L’IFPEN (IFP Energies nouvelles) a prévenu : si le conflit au Moyen-Orient se prolonge, le prix du baril de pétrole pourrait atteindre 130 dollars dès le mois de mai. Une trajectoire qui pousserait le prix du carburant à la pompe « largement au-dessus de 2 euros », avec des conséquences particulièrement sévères pour le gazole et le kérosène.
Gazole et kérosène, les carburants les plus exposés
L’écart de hausse entre les différents produits pétroliers s’explique par la structure même de l’offre mondiale. Les bruts du Golfe, lourds, sont les matières premières naturellement adaptées à la production de gazole et de kérosène. Le brut américain, plus léger et disponible en substitution, oriente lui la production vers l’essence. Résultat : « il existe peu d’alternatives à court terme pour le diesel, utilisé par le transport de marchandises, et pour le kérosène, utilisé par l’aviation », souligne l’Institut.

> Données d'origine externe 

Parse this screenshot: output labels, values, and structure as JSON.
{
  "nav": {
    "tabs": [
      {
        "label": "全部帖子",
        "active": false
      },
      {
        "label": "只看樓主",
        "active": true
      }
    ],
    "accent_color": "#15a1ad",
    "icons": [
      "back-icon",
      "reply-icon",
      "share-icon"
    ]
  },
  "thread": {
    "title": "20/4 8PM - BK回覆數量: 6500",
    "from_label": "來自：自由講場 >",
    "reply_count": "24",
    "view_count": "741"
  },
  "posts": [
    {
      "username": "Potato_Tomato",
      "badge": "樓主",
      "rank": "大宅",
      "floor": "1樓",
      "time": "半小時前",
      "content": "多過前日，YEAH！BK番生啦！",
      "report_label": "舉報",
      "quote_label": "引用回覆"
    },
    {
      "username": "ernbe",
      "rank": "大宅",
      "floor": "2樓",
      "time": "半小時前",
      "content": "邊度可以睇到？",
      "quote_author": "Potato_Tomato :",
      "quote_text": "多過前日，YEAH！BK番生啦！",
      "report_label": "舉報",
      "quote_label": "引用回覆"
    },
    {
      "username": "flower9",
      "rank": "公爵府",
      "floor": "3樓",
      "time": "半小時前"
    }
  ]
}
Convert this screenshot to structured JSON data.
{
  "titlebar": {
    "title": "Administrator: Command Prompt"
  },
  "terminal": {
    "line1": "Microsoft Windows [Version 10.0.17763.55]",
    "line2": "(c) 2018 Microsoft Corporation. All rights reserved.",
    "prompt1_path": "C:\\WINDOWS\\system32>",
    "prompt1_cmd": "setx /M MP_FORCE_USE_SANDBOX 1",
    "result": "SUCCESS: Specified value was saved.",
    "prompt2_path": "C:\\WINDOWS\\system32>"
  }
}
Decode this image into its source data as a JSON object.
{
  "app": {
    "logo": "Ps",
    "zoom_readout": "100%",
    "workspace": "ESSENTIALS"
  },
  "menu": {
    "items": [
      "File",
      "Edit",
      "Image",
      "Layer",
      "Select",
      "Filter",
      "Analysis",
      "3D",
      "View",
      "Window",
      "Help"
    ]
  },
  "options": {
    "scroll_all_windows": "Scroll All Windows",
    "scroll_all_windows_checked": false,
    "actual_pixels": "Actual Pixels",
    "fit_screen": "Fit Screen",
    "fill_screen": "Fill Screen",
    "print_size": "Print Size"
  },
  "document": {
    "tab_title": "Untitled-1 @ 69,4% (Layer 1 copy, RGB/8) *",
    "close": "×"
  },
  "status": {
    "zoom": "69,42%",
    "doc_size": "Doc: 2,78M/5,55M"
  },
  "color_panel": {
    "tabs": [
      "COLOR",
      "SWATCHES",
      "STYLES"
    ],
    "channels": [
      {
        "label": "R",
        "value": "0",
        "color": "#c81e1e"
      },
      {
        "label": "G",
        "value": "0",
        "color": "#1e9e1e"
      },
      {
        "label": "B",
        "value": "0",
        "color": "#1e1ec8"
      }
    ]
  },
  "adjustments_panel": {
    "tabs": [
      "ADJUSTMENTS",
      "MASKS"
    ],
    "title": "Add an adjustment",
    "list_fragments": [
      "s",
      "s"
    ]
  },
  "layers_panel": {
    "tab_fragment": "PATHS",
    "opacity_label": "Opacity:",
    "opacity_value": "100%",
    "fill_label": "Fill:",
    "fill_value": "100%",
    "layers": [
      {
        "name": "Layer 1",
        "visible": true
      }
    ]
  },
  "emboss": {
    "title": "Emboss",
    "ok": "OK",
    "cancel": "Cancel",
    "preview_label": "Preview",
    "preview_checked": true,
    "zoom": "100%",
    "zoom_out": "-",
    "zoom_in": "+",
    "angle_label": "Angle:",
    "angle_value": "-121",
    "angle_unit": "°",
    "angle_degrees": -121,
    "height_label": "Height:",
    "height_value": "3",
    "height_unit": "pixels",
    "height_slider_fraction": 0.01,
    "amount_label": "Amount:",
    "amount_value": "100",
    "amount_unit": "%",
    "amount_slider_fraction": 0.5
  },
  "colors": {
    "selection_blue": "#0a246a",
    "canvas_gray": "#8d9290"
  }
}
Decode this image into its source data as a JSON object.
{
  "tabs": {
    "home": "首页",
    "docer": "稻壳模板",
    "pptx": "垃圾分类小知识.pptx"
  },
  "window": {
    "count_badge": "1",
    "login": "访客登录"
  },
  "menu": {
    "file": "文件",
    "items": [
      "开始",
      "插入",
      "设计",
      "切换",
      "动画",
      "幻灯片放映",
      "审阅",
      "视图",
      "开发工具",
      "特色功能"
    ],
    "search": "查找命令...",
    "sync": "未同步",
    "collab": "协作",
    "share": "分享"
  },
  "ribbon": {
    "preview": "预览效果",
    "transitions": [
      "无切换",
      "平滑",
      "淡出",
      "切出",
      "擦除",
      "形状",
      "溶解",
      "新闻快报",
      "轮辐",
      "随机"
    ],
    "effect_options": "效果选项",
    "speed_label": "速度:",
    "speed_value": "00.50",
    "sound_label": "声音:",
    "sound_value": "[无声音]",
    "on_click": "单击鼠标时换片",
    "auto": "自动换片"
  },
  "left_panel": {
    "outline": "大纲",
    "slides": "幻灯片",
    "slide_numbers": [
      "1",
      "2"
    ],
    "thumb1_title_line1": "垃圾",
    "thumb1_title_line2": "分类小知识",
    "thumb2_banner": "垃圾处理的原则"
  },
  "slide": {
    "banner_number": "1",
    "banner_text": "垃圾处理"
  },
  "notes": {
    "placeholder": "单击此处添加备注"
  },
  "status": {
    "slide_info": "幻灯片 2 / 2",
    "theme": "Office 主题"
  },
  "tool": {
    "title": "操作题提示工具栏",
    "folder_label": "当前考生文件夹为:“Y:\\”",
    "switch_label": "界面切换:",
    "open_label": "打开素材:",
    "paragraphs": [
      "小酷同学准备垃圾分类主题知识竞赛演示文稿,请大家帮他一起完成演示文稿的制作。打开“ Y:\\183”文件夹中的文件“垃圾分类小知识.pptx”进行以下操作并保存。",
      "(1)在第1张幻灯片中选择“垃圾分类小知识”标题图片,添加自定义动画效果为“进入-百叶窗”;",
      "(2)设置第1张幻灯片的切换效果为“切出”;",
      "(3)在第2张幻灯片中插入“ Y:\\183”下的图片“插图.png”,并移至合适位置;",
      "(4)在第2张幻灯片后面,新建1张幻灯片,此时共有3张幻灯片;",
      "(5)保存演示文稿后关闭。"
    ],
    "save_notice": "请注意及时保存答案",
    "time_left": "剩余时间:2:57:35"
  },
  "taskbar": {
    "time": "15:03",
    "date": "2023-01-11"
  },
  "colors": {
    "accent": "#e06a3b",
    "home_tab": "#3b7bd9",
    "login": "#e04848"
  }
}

La rigidité des outils industriels amplifie le phénomène. « Une raffinerie est conçue pour un type de brut donné et ces proportions ne peuvent être ajustées à court terme », précise l’IFPEN. L’Europe, structurellement déficitaire en gazole, subit de plein fouet cette contrainte.
Des hausses déjà très inégales depuis le début du conflit
Les données de l’IFPEN illustrent concrètement cette distorsion. Depuis le début de la guerre, le Brent a progressé de 46%, passant de 80 à 110 dollars le baril. Sur la même période, le prix de l’essence a augmenté de 50%, celui du gazole de 80% et celui du kérosène de 110%. Les produits raffinés montent donc systématiquement plus vite que le brut, car ils intègrent aussi les contraintes de capacités de raffinage et de logistique.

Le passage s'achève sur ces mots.